Overview › Measurement › Judges

Judges — scoring the one subjective aspect

Humanness is the only aspect that needs an LLM. The same transcripts, scored by a swappable roster of judges — the spread between them is the uncertainty.

What & why

Correctness, completion, errors, and latency are computed deterministically. Humanness — “does this sound like a warm, natural person on the phone, or a robot reading slot names aloud?” — is irreducibly subjective, so it is scored by an LLM judge against a fixed rubric. Because any single judge is noisy (~1pt) and biased, RIFF runs a panel: several judges score the same transcripts, and their disagreement is the honest error bar on humanness. Averaging ≥2 judges (median) shrinks it.

The rubric

One prompt, schema-locked to a JSON object, scores 0–10:

humanness = natural phone manner; warm and concise; NOT robotic or repetitive;
never reads raw slot names / lists / JSON aloud; recovers gracefully with an
appropriate tone. IGNORE whether the task objectively completed except where a
failure makes the conversation feel unnatural.
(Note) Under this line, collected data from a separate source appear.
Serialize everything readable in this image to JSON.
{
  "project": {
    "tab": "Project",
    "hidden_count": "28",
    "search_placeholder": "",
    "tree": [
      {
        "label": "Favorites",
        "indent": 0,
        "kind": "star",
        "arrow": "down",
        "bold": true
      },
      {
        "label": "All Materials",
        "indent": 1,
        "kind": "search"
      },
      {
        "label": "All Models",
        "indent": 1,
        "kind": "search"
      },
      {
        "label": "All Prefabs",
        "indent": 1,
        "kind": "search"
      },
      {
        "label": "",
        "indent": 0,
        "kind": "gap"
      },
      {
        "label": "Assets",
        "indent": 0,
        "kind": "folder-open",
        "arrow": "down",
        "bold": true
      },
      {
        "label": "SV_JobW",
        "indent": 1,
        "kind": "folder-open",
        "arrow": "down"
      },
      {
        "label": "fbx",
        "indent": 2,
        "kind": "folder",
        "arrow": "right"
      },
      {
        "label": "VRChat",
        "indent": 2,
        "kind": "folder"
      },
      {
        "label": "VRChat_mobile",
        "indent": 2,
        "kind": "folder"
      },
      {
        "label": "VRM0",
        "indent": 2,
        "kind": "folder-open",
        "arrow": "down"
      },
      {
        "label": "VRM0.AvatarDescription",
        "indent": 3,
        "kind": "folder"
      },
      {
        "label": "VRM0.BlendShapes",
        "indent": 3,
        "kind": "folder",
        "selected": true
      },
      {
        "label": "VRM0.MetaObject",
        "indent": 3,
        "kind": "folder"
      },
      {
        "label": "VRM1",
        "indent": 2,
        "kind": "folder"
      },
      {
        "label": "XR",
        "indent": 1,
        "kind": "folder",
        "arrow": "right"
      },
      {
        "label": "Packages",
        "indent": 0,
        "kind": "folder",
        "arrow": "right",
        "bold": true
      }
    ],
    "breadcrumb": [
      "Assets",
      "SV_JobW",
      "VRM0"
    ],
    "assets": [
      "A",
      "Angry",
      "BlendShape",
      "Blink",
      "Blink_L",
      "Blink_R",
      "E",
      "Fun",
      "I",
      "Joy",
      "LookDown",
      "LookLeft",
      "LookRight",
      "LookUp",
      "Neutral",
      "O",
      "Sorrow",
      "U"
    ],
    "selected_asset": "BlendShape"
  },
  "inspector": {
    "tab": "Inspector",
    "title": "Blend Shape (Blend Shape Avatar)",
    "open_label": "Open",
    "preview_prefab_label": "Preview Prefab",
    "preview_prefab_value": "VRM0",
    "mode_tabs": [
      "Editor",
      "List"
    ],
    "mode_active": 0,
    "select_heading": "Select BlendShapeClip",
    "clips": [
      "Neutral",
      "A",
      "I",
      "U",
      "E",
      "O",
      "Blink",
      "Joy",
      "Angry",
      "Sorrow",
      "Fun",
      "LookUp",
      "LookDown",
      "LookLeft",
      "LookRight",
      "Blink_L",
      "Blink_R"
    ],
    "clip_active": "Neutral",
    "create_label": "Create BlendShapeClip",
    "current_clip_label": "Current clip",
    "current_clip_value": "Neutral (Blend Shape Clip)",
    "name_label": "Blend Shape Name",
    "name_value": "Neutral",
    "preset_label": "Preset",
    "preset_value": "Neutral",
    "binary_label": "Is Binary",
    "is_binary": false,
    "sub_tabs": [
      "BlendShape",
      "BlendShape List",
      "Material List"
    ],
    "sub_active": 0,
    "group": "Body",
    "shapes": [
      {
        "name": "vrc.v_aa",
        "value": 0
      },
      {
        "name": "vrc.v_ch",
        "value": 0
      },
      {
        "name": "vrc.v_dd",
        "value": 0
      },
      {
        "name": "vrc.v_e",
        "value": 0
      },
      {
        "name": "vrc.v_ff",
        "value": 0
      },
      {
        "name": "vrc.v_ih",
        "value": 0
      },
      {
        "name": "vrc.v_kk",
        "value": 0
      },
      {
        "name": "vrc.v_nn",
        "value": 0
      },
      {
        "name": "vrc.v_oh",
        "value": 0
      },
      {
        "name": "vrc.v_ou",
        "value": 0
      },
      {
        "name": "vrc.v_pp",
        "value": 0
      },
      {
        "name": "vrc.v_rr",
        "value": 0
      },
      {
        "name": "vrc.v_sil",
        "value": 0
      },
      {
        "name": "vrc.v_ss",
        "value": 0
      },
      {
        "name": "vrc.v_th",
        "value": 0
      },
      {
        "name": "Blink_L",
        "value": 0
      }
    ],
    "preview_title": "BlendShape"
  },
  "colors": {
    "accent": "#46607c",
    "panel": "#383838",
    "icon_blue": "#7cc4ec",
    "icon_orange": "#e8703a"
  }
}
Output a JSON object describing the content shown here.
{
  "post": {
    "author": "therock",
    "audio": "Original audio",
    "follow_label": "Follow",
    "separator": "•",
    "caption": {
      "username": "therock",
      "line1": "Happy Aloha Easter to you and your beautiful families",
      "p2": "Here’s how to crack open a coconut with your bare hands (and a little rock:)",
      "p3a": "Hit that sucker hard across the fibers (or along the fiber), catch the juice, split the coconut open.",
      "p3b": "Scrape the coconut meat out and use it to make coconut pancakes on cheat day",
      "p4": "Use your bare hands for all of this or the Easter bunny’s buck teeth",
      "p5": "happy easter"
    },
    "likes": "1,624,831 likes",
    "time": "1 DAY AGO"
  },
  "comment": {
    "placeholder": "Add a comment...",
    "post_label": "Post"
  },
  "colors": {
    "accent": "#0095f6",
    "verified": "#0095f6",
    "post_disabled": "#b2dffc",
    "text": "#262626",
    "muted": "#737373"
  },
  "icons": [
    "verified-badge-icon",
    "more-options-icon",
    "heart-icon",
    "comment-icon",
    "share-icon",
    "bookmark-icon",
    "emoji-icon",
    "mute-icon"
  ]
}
Output ONLY: {"humanness": <int 0-10>, "notes": "<one specific sentence>"}

Task success is deliberately excluded — that is what the computed aspects are for. The judge grades manner, not outcome.

The roster

scripts/aspect_judge.py holds a named roster spanning remote APIs, local models, and CLI-shelled judges. A generic passthrough (--judge ollama:<model> / mlx:<model>) covers anything else installed.

Class	Judges	Notes
remote API	`gemini` (gemini-2.5-flash), `qwen` (qwen3.7-plus), `claude` (claude-haiku-4-5)	fast; the everyday panel
CLI-shelled	`codex` (GPT via the Codex CLI), `claude-cli` (`claude -p`)	fallbacks when an API is down — see below
local (ollama)	`gemma`, `gemma-big`, `mistral`, `phi4`	free/unlimited for big sweeps
local (mlx)	`mlx`, `gemma-mlx`, `phi4-mlx`	Apple-silicon local inference

The CLI judges — why they exist

Two judges shell out to a CLI instead of an API, because the corresponding APIs are unreliable in this environment:

CodexJudgeAdapter (riff/evaluation/codex_judge.py) runs codex exec in a read-only sandbox with a forced output schema. It is the fallback when the DashScope qwen judge is exhausted (403). Slower (~8s/call) and spawns a subprocess, so it is the fallback, not the default.
ClaudeCodeAdapter (riff/evaluation/claude_code_judge.py) runs claude -p (print mode). The Anthropic API adapter 400s here, but the Claude Code CLI is installed and authenticated separately, so it is a usable Claude judge.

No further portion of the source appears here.